Guest Author - Clare Stubbs
Over the last few years, the well known iTunes software by Apple has seen a number of competitors enter the market, including Amazon and HMV. eMusic.com was launched back in 1995 when it started out as an online CD retailer, but it has since joined the digital music race and begun making some alterations on how the company operates.
It was in the year 2000 that (as mentioned on eMusic.com) they set up the world’s very first subscription service for downloading music in a digital format, a groundbreaking feature which has set a precedent about how we purchase our favorite music.
On the November 20th 2010 it was announced that the company (which have approximately 400,000 subscribers and a library of more than 10 million songs) have ditched the option that previously allowed users to bulk buy credits for downloads, in favor of providing music lovers with the option to purchase individual tracks. This move is expected to make eMusic.com a major active competitor for rival organizations.
These changes means that eMusic.com will be able to increase its library by obtaining any new releases from Warner and Sony, as well as 2009 tracks from Universal.

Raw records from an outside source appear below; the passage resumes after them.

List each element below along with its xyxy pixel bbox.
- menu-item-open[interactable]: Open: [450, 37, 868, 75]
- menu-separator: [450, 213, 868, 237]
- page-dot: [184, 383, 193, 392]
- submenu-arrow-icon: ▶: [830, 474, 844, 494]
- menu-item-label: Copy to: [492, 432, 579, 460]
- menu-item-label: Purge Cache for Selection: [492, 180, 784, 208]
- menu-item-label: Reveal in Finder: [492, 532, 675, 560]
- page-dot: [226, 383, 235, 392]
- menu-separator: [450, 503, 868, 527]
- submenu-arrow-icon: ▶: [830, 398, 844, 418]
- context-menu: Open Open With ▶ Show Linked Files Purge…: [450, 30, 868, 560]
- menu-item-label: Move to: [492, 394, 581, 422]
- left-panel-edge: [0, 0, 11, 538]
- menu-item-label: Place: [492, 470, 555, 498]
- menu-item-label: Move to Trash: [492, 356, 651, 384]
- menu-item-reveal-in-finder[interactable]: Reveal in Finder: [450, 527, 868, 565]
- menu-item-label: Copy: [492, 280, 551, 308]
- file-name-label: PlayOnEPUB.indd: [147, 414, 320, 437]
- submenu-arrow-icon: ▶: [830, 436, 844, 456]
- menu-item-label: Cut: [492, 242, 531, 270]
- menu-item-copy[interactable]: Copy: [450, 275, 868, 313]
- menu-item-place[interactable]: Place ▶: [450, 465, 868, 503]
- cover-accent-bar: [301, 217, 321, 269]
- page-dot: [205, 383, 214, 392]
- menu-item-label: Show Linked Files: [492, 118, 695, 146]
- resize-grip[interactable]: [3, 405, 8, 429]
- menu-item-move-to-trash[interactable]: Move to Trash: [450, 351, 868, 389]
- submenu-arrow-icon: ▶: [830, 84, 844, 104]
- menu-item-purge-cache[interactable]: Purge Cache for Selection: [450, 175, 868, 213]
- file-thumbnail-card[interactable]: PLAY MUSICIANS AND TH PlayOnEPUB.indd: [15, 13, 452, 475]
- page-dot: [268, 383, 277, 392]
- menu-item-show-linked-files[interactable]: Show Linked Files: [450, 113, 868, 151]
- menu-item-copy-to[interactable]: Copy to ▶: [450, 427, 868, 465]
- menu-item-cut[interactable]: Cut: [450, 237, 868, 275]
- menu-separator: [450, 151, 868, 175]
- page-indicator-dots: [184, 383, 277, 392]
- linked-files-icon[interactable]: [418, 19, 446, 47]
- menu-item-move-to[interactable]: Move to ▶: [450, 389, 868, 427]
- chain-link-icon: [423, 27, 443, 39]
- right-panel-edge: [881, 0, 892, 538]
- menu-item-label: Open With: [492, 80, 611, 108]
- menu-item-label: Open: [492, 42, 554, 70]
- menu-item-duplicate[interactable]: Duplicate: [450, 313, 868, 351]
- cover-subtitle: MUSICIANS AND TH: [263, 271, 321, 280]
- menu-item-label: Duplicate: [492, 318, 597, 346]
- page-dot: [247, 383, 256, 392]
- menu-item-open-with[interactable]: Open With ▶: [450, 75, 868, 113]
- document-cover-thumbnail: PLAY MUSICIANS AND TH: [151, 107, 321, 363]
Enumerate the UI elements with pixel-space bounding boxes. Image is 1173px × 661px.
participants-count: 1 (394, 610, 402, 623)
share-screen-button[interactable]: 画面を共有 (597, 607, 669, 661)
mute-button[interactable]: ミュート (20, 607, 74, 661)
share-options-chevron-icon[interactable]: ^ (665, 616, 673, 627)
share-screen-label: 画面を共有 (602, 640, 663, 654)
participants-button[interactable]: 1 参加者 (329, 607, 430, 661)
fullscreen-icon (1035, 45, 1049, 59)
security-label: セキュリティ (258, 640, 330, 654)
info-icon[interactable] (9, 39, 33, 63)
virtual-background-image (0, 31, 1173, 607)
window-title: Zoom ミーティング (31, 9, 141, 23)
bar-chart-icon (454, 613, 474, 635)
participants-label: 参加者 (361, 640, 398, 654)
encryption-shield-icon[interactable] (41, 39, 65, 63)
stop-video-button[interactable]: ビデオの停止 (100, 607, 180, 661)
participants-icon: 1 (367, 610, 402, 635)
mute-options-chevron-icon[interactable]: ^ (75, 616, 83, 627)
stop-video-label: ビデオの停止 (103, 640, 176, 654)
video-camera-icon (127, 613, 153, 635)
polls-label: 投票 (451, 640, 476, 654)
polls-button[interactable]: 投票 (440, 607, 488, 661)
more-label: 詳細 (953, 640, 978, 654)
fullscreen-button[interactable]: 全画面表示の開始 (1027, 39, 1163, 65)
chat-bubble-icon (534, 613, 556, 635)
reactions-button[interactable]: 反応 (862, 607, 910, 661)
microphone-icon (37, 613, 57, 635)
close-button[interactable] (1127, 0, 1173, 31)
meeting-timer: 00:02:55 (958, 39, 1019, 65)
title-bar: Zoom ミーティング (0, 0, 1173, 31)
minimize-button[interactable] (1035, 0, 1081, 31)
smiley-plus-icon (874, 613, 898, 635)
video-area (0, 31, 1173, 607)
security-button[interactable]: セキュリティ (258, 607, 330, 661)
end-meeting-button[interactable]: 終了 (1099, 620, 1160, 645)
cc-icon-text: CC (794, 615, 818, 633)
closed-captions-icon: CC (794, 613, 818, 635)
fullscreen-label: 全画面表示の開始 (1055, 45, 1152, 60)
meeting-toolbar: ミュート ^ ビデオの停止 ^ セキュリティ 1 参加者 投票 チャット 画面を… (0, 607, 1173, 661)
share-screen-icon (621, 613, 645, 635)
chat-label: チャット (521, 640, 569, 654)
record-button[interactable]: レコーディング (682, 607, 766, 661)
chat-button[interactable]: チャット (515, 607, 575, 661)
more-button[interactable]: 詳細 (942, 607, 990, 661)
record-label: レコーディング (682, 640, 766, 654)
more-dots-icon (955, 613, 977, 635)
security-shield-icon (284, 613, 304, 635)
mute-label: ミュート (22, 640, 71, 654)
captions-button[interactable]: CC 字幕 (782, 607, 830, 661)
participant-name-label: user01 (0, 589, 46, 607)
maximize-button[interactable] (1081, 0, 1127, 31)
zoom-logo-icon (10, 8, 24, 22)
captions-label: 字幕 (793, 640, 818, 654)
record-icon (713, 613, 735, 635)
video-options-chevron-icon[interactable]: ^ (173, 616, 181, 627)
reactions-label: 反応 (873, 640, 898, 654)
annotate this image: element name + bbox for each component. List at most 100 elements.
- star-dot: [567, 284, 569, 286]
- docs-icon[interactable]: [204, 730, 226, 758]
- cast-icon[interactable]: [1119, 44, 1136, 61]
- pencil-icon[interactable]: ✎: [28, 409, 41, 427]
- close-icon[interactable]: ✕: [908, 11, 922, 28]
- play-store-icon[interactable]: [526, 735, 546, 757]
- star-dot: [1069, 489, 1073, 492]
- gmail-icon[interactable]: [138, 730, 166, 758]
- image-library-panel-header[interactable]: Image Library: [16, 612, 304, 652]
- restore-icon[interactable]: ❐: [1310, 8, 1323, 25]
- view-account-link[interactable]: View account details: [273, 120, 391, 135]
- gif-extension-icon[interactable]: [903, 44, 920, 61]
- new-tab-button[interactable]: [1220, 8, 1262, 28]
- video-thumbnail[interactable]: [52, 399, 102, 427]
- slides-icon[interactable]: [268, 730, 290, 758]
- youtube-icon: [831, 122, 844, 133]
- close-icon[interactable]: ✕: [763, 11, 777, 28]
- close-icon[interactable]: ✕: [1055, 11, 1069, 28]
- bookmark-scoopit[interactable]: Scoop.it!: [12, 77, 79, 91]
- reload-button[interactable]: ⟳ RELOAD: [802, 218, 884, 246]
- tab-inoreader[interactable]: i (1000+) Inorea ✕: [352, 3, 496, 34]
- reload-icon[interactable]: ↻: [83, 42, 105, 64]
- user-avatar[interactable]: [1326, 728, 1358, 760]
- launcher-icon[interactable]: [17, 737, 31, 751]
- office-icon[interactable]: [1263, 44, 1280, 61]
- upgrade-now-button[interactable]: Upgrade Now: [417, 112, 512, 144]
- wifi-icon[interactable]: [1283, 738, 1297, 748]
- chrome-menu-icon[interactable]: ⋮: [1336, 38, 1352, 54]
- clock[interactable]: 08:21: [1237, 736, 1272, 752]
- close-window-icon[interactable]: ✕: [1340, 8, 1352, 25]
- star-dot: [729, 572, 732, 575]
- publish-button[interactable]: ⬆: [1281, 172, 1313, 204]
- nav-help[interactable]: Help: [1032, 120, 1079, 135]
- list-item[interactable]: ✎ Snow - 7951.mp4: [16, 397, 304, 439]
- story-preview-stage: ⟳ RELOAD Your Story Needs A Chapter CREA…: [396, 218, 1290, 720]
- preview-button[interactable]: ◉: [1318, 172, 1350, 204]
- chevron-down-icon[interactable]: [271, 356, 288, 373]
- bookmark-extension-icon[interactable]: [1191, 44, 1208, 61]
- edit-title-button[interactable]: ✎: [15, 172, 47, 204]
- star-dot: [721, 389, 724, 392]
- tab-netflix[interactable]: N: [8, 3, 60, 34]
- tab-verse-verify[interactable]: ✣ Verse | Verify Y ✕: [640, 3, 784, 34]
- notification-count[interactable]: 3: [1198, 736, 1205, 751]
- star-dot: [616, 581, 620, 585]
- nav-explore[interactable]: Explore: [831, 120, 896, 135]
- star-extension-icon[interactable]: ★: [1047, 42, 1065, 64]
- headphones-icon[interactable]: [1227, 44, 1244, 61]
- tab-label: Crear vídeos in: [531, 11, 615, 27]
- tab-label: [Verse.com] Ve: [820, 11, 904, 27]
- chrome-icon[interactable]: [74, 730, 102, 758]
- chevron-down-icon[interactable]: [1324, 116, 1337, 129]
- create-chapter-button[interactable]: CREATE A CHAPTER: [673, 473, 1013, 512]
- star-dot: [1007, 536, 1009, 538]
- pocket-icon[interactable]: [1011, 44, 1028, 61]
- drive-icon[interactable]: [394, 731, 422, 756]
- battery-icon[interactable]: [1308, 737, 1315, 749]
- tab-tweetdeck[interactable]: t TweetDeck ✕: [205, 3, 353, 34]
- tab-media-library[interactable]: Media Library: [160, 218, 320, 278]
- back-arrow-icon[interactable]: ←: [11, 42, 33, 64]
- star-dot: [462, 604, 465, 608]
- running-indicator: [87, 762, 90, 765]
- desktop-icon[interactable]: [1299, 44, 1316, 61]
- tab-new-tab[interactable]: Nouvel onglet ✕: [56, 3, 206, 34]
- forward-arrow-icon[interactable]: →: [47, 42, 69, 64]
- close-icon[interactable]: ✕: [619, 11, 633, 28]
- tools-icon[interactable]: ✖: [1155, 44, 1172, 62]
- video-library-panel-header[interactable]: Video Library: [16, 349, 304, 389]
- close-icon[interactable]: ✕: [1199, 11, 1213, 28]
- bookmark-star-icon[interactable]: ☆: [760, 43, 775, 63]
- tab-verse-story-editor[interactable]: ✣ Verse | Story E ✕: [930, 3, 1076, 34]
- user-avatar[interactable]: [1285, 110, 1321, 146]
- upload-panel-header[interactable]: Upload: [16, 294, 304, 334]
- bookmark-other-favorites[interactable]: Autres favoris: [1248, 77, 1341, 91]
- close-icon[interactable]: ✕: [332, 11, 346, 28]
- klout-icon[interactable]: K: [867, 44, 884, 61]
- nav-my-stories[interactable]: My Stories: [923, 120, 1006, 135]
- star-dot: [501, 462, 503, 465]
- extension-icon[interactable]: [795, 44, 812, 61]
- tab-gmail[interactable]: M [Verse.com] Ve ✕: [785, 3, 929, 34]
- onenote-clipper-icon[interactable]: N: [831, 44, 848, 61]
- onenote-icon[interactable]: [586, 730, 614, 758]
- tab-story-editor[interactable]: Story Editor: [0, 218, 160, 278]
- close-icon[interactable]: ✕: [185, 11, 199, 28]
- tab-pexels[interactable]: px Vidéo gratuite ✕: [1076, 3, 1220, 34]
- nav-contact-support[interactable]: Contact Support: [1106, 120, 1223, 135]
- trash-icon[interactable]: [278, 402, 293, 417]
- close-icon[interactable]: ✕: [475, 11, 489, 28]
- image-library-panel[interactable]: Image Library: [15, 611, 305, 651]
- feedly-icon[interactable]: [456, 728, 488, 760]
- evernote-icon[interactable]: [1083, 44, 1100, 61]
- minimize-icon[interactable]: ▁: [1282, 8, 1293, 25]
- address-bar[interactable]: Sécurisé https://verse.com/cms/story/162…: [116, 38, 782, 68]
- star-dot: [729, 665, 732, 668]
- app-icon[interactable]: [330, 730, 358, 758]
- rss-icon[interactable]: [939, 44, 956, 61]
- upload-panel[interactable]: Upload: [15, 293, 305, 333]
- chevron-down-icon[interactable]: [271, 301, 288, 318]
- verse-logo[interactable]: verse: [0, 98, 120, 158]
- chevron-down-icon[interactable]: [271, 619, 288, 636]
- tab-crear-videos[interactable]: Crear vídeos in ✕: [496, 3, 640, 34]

The cost of downloading individual tracks through the site will vary but in 2010, they consist of the following:
• A large majority of independent tracks are set at a price of 49 cents
• Tracks from major music labels like Sony and Warner (when they become available) will be priced at anything between 69 and 89 cents which is definitely going to make the company a good contender for the future of digital downloads
It seems that both iTunes and eMusic.com are both worthy contenders and it might be difficult to make any real comparisons. However, iTunes overall offers a more extensive library of songs as well as providing extras like TV shows and games but a large majority of tracks available through eMusic are actually cheaper (especially since they unveiled their new plans for downloading individual tracks) and a major benefit is that any songs can be played through any MP3 player.
Some existing eMusic.com users appear to have reacted badly to the latest changes but is it possible for the service to become a real competitor against other digital music providers like iTunes?
Only time will tell, we will have to wait and see!